MobileNet Object Classification Model

The Mobilenet network is a lightweight deep neural network proposed by Google for mobile phones and embedded scenarios. Its main feature is to use depthwise separable convolution instead of ordinary convolution, thereby reducing the amount of calculation and improving Computational efficiency of the network. The classification accuracy of the network on the ImageNet dataset has reached 70.8%. In the case of a small loss of accuracy, the amount of calculation is greatly reduced, making it possible for the neural network model to run smoothly on ordinary single-chip computers!


Input several images in order, output which category each image belongs to, and the confidence of the category.


For those who are not very interested in the detailed principles, you can simply understand:

  • Convolution calculation has the function of extracting features. For example, the result of an image after a convolution calculation will extract the outline of the image, such as the classic Sobel edge detection. The result after a convolution calculation:

It can be said that through a convolution calculation, the outline of the image is extracted, which is the feature extraction function of convolution calculation.
After multiple convolution calculations, the features of different images will be extracted. You can see this process visualized at

  • After the entire network calculation consisting of countless convolution calculations and other calculations, an image with only 1000 pixels is finally output, and different classifications of image inputs are included. Among the 1000 pixels in the output layer, the value of one of the pixels It will be larger, and the classification corresponding to this pixel is the output result of the network. For example, if a panda image is input, if the value of the 388th pixel of the output layer is large and the value is 0.8, we will recognize that this image is a panda through this network, with a confidence level of 0.8.

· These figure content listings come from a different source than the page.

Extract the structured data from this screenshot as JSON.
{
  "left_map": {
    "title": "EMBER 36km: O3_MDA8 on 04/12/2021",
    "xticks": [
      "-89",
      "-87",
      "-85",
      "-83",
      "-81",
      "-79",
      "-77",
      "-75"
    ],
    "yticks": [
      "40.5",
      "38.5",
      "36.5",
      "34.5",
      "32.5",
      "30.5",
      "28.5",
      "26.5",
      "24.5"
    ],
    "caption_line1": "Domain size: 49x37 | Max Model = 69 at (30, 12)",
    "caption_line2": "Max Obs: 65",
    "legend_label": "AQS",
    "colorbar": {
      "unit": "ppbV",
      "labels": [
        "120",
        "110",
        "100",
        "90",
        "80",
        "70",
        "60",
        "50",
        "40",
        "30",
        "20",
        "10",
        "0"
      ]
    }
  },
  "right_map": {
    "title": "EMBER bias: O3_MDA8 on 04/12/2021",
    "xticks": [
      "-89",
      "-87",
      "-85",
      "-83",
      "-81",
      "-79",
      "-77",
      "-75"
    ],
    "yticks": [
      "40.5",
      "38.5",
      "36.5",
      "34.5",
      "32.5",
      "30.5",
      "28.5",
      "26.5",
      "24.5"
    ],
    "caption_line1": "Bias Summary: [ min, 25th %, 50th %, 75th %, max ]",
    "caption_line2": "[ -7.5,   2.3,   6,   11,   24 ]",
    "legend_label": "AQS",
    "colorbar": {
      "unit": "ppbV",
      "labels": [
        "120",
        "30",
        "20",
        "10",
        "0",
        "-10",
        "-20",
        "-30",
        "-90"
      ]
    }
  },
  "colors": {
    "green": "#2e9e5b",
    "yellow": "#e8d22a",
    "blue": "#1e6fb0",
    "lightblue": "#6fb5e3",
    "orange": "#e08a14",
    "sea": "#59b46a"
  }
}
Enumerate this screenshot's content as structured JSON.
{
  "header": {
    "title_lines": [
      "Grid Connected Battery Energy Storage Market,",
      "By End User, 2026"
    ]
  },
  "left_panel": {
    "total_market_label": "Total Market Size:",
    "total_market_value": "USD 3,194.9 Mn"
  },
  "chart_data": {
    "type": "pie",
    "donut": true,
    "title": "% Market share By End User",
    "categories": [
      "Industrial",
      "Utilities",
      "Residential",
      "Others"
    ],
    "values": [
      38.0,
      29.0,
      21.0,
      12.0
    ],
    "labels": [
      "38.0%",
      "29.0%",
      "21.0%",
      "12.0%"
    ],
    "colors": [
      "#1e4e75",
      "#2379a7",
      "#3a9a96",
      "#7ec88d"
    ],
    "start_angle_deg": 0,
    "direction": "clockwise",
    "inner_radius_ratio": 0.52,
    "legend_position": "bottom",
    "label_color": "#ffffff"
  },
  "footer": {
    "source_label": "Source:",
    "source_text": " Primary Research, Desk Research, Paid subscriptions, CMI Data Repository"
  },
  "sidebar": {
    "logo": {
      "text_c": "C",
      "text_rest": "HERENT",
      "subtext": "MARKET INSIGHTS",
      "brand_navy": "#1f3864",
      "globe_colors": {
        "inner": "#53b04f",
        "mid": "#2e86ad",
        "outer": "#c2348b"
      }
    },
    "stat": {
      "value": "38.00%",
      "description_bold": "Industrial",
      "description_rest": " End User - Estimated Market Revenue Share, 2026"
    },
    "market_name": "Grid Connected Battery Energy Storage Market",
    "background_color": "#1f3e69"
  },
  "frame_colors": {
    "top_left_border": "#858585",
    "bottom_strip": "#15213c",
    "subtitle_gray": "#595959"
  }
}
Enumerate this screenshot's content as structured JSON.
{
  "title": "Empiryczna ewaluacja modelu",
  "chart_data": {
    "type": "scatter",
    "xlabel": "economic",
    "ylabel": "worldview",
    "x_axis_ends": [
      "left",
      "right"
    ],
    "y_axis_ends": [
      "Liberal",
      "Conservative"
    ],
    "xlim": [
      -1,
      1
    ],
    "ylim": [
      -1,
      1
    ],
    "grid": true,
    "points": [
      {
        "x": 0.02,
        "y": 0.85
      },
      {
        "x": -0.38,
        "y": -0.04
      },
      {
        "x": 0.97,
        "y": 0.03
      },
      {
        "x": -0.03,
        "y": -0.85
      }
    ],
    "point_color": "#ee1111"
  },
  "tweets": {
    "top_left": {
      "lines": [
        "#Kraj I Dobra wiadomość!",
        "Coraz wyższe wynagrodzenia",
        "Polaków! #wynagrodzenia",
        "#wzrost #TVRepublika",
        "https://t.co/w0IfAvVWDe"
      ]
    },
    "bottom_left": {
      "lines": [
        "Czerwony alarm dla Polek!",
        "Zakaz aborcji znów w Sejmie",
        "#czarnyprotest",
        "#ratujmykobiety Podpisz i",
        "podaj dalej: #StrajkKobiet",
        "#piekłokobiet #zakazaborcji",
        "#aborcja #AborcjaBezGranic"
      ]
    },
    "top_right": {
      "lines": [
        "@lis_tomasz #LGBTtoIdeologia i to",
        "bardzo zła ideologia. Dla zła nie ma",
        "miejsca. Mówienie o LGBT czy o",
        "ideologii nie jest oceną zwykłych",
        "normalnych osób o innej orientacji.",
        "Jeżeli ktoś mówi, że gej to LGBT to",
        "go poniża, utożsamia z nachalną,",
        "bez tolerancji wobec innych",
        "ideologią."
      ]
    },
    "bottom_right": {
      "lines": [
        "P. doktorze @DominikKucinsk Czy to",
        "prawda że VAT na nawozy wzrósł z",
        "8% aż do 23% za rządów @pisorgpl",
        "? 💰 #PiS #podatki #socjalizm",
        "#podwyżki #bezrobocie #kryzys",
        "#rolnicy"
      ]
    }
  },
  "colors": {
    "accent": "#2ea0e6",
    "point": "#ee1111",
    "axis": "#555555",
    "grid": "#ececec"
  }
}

  • As for the Mobilenet network claiming to use depthwise separable convolution (depthwise separable convolution) to replace ordinary convolution, thereby reducing the amount of calculation and improving the computational efficiency of the network, you can understand that compared to the previous convolutional network, it is still convolution Product calculation is just different from the ordinary convolution calculation method used on images, so that the number of calculations can be reduced and the calculation efficiency of the network can be improved. For the specific method, please read the relevant articles further.

  • As for training, as mentioned in the basic knowledge, by continuously inputting images to the network, then let the network output the correct classification, and then calculate the gap between the classification output by the network and the correct classification through the loss function, and then through backpropagation The algorithm continuously adjusts the parameters in the network, so that the gap between the classification output by the network and the correct classification becomes smaller and smaller, and finally the network can output the correct classification. Training is actually to find the parameters in the network suitable for our data, such as the values of all convolution kernels in the network, all bias values in the network, and so on.

Regarding the specific principle of Mobilenet, we will not introduce it in detail here. Interested readers can refer to the original paper of Mobilenet (MobileNets: Efficient Convolutional Neural Networks for Mobile Vision Applications ) and Other tripartite tutorials

Mobilenet V2

Mobilenet V2 is an upgraded version of Mobilenet. Its main improvement is to optimize the structure of the network, making the network more efficient and more accurate.

Try to train a model

Create a classification training project in MaixHub, then collect data, create a training task, and select the hardware platform you have as a parameter. If you don’t have a development board, you can use a mobile phone, and choose mobilenetv1 or mobilenetv2 for training That’s right, after the training is complete, you can deploy it with one click to see the effect.